Thoracic Paraspinals & Multifidus
Small stabilising muscles beside the spine.
They respond better to breath and subtle movement than pressure.
When these muscles stay tight despite stretching or massage, it’s usually because the nervous system doesn’t feel safe enough to let go.
Why the right side?
Across multiple body-mind traditions, the right side is associated with:
Doing, giving, output
Responsibility and follow-through
Sympathetic nervous system activation (“go mode”)
In other words:
The right side works harder when you feel you must hold things together.
Ayurveda: when Vata and Pitta collide
From an Ayurvedic lens, this pattern often reflects a Vata–Pitta imbalance.
Vata brings tightness, dryness, restlessness, gripping
Pitta adds intensity, inflammation, and drive
Together, they create muscles that are:
Hyper-alert
Protective
Reluctant to release
In these cases, forceful massage can actually reinforce guarding.
The energetic map: chakras of the upper right back
💚 Heart Chakra (Anahata) - back aspect
Pain between the shoulder blade and spine often reflects giving without replenishment.
💙 Throat Chakra (Vishuddha) - posterior line
Neck, trapezius, and levator pain can signal unspoken needs or swallowed truth.
💛 Solar Plexus (Manipura) - right-side bias
The right side often carries themes of control, competence, and responsibility.
Tightness here can whisper: “I have to handle this.”




Why massage sometimes doesn’t work
If your knots:
Return within 24–48 hours
Feel emotionally charged
Shift location rather than disappear
They’re not just muscular.
They’re neuro-protective holding patterns.
The body is saying:
“I’m not ready to soften yet.”
Regulation comes before release.
Non-massage ways to let the right side unwind
1. Breath that goes into the knot
Sit or lie comfortably.
Inhale gently into the right upper back, imagining breath filling the space under the shoulder blade.

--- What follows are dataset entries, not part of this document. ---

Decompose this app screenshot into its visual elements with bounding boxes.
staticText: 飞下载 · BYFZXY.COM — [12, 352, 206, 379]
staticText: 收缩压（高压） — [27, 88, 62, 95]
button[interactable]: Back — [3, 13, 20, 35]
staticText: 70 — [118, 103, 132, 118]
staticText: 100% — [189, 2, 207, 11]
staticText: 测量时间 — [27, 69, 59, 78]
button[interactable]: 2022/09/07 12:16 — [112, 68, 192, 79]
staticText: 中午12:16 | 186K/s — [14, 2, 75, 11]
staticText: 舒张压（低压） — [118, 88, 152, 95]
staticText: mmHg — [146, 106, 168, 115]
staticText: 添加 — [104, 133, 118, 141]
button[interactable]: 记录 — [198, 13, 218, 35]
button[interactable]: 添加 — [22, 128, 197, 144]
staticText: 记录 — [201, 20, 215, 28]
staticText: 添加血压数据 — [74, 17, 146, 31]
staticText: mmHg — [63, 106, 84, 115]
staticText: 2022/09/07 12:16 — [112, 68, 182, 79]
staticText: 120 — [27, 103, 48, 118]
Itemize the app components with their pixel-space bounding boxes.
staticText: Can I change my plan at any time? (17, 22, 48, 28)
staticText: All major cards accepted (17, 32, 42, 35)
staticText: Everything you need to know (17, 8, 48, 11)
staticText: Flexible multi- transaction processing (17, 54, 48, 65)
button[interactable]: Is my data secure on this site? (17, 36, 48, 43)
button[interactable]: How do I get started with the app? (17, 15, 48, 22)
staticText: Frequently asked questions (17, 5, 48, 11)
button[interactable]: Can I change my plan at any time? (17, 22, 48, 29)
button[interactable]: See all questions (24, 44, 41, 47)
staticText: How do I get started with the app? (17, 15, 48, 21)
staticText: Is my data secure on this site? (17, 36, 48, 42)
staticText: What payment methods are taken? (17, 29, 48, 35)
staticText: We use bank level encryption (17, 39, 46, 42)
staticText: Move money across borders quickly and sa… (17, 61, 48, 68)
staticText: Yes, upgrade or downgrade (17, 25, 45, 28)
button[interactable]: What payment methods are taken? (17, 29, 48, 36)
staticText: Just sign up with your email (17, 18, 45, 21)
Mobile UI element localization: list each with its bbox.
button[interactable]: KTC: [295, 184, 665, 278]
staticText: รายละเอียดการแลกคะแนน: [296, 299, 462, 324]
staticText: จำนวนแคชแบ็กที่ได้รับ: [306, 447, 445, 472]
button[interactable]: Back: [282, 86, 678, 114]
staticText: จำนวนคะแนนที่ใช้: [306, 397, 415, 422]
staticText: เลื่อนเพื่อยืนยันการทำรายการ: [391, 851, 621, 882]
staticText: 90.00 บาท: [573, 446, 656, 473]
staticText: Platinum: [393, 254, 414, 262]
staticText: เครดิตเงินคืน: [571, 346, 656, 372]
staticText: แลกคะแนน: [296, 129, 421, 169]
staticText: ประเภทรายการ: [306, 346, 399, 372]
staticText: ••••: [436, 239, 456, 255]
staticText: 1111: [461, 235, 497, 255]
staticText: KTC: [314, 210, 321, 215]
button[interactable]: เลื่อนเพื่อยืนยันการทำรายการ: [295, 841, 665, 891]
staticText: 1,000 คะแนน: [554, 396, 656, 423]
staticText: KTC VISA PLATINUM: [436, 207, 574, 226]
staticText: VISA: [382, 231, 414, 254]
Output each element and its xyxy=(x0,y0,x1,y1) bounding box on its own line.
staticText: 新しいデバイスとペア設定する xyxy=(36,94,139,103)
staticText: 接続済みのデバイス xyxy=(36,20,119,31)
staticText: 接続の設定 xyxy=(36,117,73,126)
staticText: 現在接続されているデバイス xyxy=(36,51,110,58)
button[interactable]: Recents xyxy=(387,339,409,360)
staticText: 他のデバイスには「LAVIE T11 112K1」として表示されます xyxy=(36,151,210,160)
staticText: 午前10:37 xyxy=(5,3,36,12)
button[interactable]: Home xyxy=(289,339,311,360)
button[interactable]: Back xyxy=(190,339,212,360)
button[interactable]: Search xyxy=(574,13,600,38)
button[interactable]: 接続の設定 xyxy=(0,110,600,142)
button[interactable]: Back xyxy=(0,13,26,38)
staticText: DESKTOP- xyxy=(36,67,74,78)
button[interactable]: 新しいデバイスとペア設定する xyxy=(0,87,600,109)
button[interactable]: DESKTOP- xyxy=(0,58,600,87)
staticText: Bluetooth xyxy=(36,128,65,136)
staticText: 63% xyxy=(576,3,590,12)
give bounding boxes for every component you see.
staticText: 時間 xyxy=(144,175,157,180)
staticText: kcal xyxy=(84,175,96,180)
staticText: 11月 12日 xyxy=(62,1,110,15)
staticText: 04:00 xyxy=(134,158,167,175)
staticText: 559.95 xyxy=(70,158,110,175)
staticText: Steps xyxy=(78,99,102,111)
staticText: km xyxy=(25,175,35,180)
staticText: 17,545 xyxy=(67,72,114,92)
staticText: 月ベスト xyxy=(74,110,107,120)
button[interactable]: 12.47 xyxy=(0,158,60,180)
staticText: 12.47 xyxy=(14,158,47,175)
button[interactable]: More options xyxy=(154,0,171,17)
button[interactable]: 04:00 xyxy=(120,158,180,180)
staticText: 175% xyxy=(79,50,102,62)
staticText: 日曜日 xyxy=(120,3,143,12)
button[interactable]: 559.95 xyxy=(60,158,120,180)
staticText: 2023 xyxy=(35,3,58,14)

Exhale longer than you inhale.
3–5 minutes.
This directly downshifts sympathetic tone.
2. Heat + stillness (not rubbing)
Warm sesame oil or a grounding herbal oil.
Rest your hand over the area.
Cover with warmth.
No kneading. Just presence.
Stillness signals safety.
3. Micro-movement (Tai Chi–like)
Slow shoulder-blade circles without lifting the shoulders.
Tiny spinal waves coordinated with breath.
Stop before stretch.
Small movements retrain the nervous system faster than big ones.
4. Sound & vibration
Humming on the exhale.
Low tones like “Voooo” or “Hmmm.”
Hand resting on the tight area.
The vagus nerve responds beautifully to vibration.
5. A regulating mantra
Silently repeat:
“I am allowed to soften while still being effective.”
This speaks directly to right-side over-responsibility.
The deeper truth
Upper-right-back pain isn’t weakness.
It’s intelligence. It’s the body saying:
“I’ve been strong long enough. Let me feel safe now.”
When safety returns, release follows - naturally.